Al-Qaeda group claims US jet plot, vows more attacks
Al-Qaeda group claims US jet plot, vows more attacks
Obama vows hunt for failed plane attack's backers

Sanaa: A regional wing of al Qaeda said it was behind the failed Christmas Day bombing of a US passenger plane, which was meant to avenge US attacks on the group in Yemen, according to a web statement posted on Monday.

The group told Americans to expect more attacks, after the failed bomb plot turned the spotlight on the poor Arab country. The United States and Yemen's neighbour Saudi Arabia fear al Qaeda will use instability in the country to carry out attacks in the world's main oil exporting region and beyond.

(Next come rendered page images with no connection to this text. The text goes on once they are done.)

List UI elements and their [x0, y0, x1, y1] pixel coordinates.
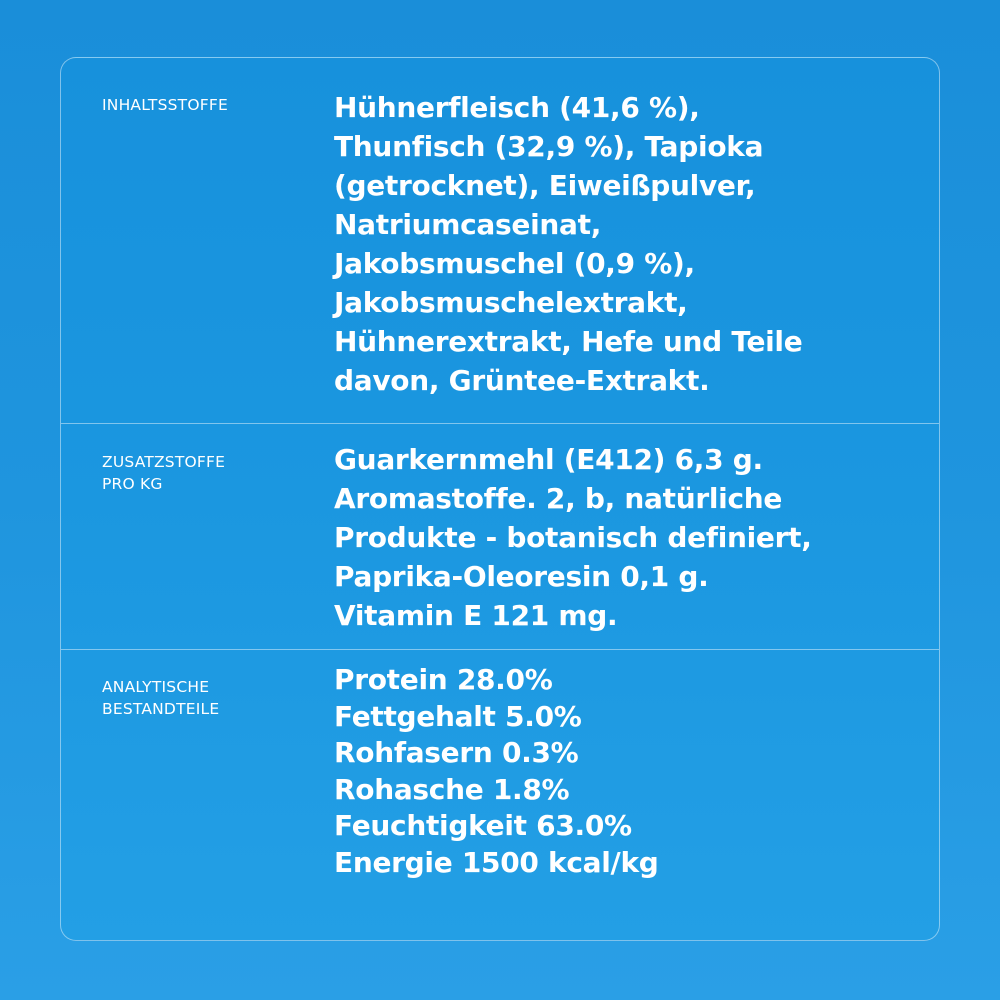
- analytical-constituents-value: Protein 28.0% Fettgehalt 5.0% Rohfasern 0.3% Rohasche 1.8% Feuchtigkeit 63.0% Energie 1500 kcal/kg: [334, 663, 659, 879]
- ingredients-label: INHALTSSTOFFE: [102, 96, 228, 114]
- nutrition-panel: [60, 57, 940, 941]
- ingredients-row: [61, 58, 939, 423]
- additives-row: [61, 423, 939, 649]
- analytical-constituents-row: [61, 649, 939, 941]
- additives-label: ZUSATZSTOFFE PRO KG: [102, 453, 226, 493]
- analytical-constituents-label: ANALYTISCHE BESTANDTEILE: [102, 678, 220, 718]
- additives-value: Guarkernmehl (E412) 6,3 g. Aromastoffe. 2, b, natürliche Produkte - botanisch definiert, Paprika-Oleoresin 0,1 g. Vitamin E 121 mg.: [334, 443, 812, 632]
- ingredients-value: Hühnerfleisch (41,6 %), Thunfisch (32,9 %), Tapioka (getrocknet), Eiweißpulver, Natriumcaseinat, Jakobsmuschel (0,9 %), Jakobsmuschelextrakt, Hühnerextrakt, Hefe und Teile davon, Grüntee-Extrakt.: [334, 91, 803, 397]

Al Qaeda in the Arabian Peninsula (AQAP) said in the statement posted on Islamist websites that it had provided the Nigerian suspect with a "technically advanced device" but that it had failed to detonate because of a technical fault.

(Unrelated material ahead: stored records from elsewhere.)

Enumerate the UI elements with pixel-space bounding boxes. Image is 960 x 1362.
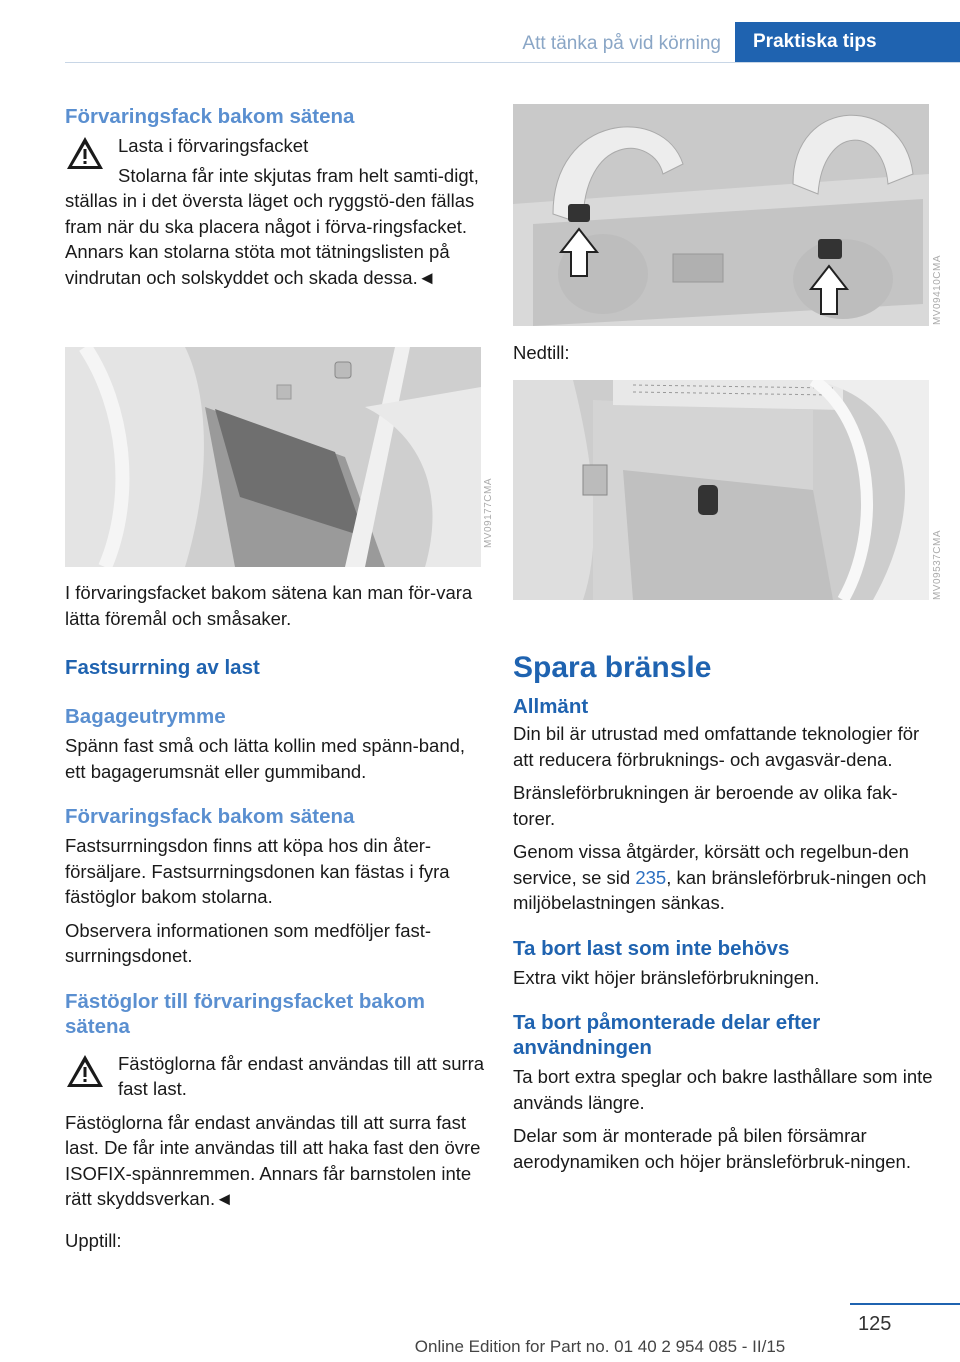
paragraph-up: Upptill:	[65, 1229, 122, 1251]
left-column-bottom	[65, 580, 485, 1261]
warning-triangle-icon	[65, 135, 105, 171]
heading-luggage: Bagageutrymme	[65, 705, 226, 728]
warning-eyes-text: Fästöglorna får endast användas till att surra fast last.	[118, 1052, 485, 1099]
paragraph-down: Nedtill:	[513, 342, 570, 363]
heading-storage: Förvaringsfack bakom sätena	[65, 105, 355, 128]
paragraph-general-3-start: Genom vissa åtgärder, körsätt och regelbun-den service, se sid	[513, 841, 909, 888]
paragraph-storage: I förvaringsfacket bakom sätena kan man för-vara lätta föremål och småsaker.	[65, 582, 473, 629]
paragraph-general-3	[513, 839, 933, 916]
header-rule	[65, 62, 960, 63]
footer-edition: Online Edition for Part no. 01 40 2 954 085 - II/15	[414, 1337, 786, 1356]
left-column-top	[65, 104, 480, 298]
paragraph-remove-parts-2: Delar som är monterade på bilen försämrar aerodynamiken och höjer bränsleförbruk-ningen.	[513, 1125, 911, 1172]
warning-text	[65, 163, 480, 291]
warning-eyes	[65, 1051, 485, 1102]
photo-upper-eyes	[513, 104, 929, 326]
paragraph-remove-load: Extra vikt höjer bränsleförbrukningen.	[513, 966, 820, 988]
warning-triangle-icon	[65, 1053, 105, 1089]
warning-load-storage	[65, 133, 480, 159]
heading-storage-2: Förvaringsfack bakom sätena	[65, 805, 355, 828]
heading-general: Allmänt	[513, 695, 589, 718]
heading-lashing: Fastsurrning av last	[65, 656, 260, 679]
paragraph-general-1: Din bil är utrustad med omfattande teknologier för att reducera förbruknings- och avgasvär-dena.	[513, 723, 920, 770]
paragraph-eyes: Fästöglorna får endast användas till att surra fast last. De får inte användas till att haka fast den övre ISOFIX-spännremmen. Annars får barnstolen inte rätt skyddsverkan.◄	[65, 1111, 481, 1209]
right-column-text	[513, 650, 933, 1182]
label-down-block	[513, 340, 933, 374]
paragraph-storage-2a: Fastsurrningsdon finns att köpa hos din åter-försäljare. Fastsurrningsdonen kan fästas i fyra fästöglor bakom stolarna.	[65, 835, 450, 907]
heading-eyes: Fästöglor till förvaringsfacket bakom sätena	[65, 989, 425, 1038]
photo-storage-behind-seats	[65, 347, 481, 567]
header-section-title: Att tänka på vid körning	[522, 33, 721, 54]
paragraph-general-3-end: , kan bränsleförbruk-ningen och miljöbelastningen sänkas.	[513, 866, 927, 913]
photo-lower-eyes	[513, 380, 929, 600]
heading-remove-parts: Ta bort påmonterade delar efter användningen	[513, 1011, 821, 1059]
warning-title: Lasta i förvaringsfacket	[118, 135, 309, 156]
image-code-3: MV09537CMA	[932, 530, 943, 601]
page-number: 125	[858, 1313, 892, 1335]
paragraph-remove-parts-1: Ta bort extra speglar och bakre lasthållare som inte används längre.	[513, 1066, 933, 1113]
heading-remove-load: Ta bort last som inte behövs	[513, 936, 790, 960]
header-chapter-tab[interactable]: Praktiska tips	[735, 22, 960, 62]
page-link-235[interactable]: 235	[635, 866, 667, 888]
warning-text-content: Stolarna får inte skjutas fram helt samti-digt, ställas in i det översta läget och ryggstö-den fällas fram när du ska placera något i förva-ringsfacket. Annars kan stolarna stöta mot tätningslisten på vindrutan och solskyddet och skada dessa.◄	[65, 164, 479, 288]
paragraph-storage-2b: Observera informationen som medföljer fast-surrningsdonet.	[65, 919, 432, 966]
footer-rule	[850, 1303, 960, 1305]
image-code-2: MV09410CMA	[932, 255, 943, 326]
paragraph-general-2: Bränsleförbrukningen är beroende av olika fak-torer.	[513, 782, 898, 829]
paragraph-luggage: Spänn fast små och lätta kollin med spänn-band, ett bagagerumsnät eller gummiband.	[65, 735, 466, 782]
heading-save-fuel: Spara bränsle	[513, 651, 712, 684]
image-code-1: MV09177CMA	[483, 478, 494, 549]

The group said the attack was in retaliation for recent raids on its militants that it said had been carried out by US jets and had caused many civilian deaths.

"We tell the American people that since you support the leaders who kill our women and children ... we have come to slaughter you (and) will strike you with no previous (warning), our vengeance is near," the statement said.

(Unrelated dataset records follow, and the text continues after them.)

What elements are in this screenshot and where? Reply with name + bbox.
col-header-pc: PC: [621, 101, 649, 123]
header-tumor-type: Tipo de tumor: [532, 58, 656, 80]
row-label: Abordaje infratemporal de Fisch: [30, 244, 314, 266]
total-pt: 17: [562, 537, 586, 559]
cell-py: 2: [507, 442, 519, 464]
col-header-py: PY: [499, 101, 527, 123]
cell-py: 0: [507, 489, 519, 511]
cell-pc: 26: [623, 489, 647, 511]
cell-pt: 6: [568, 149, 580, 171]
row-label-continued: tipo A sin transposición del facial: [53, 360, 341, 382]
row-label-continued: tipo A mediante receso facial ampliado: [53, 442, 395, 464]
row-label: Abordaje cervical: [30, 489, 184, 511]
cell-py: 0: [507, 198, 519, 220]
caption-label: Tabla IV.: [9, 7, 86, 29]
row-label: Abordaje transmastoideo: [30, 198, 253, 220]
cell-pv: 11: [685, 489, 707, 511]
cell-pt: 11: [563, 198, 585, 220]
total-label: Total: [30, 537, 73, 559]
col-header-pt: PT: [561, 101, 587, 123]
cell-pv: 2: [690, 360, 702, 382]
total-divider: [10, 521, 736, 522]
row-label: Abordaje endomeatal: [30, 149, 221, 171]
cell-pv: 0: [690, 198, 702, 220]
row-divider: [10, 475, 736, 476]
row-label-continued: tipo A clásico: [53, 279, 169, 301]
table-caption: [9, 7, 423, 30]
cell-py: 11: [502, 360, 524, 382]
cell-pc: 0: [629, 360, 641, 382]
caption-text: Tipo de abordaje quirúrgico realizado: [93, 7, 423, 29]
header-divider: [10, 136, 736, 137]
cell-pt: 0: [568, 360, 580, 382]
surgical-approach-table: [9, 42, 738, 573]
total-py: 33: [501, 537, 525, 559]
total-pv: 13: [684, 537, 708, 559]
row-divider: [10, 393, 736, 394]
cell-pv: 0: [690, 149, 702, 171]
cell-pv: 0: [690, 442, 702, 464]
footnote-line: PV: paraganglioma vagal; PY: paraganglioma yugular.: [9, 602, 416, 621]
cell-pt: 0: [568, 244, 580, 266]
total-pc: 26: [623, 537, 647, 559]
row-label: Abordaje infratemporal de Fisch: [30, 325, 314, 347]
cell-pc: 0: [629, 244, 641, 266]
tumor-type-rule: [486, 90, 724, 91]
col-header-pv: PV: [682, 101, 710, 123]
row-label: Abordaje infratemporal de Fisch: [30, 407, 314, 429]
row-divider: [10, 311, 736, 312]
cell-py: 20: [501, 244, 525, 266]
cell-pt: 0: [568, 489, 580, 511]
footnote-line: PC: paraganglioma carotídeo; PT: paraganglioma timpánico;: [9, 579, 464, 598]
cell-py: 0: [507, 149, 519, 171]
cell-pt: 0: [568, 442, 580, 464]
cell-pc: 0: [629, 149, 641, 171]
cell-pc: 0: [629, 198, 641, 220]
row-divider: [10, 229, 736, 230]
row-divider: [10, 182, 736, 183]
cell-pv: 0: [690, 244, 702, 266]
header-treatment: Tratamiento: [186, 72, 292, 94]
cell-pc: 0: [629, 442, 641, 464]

The Yemeni government says it carried out military raids on December 17, in which more than 30 al Qaeda members were killed, and another on December 24.

Opposition groups said about 50 civilians were killed, including women and children.

The New York Times has said Washington gave hardware, intelligence and other support to Yemeni forces for the raids. "We call on all Muslims ... to throw out all unbelievers from the Arabian Peninsula by killing crusaders who work in embassies or elsewhere ... (in) a total war on all crusaders in the Peninsula of (Prophet) Mohammad," the statement said.

Nigerian Umar Farouk Abdulmutallab is charged with trying to blow up a Delta Airlines plane as it approached Detroit on a flight from Amsterdam with almost 300 people on board.

Besides al Qaeda, Yemen is also grappling with a Shi'ite revolt in the north and a separatist movement in the south with both complaining of social and economic discrimination, something the government denies.

On Monday, a spokesman for the northern rebels rejected as "fictitious" reports that rebel leader Abdul-Malik al-Houthi had been killed in the fighting, Al Jazeera TV's website said.

Yemen's national security chief Ali Mohammad Al-Ansi told a state-run website that 29 al Qaeda members had been arrested.

"There will be more operations awaiting terrorist elements and their nests," the Defence Ministry website quoted an unidentified security official as saying.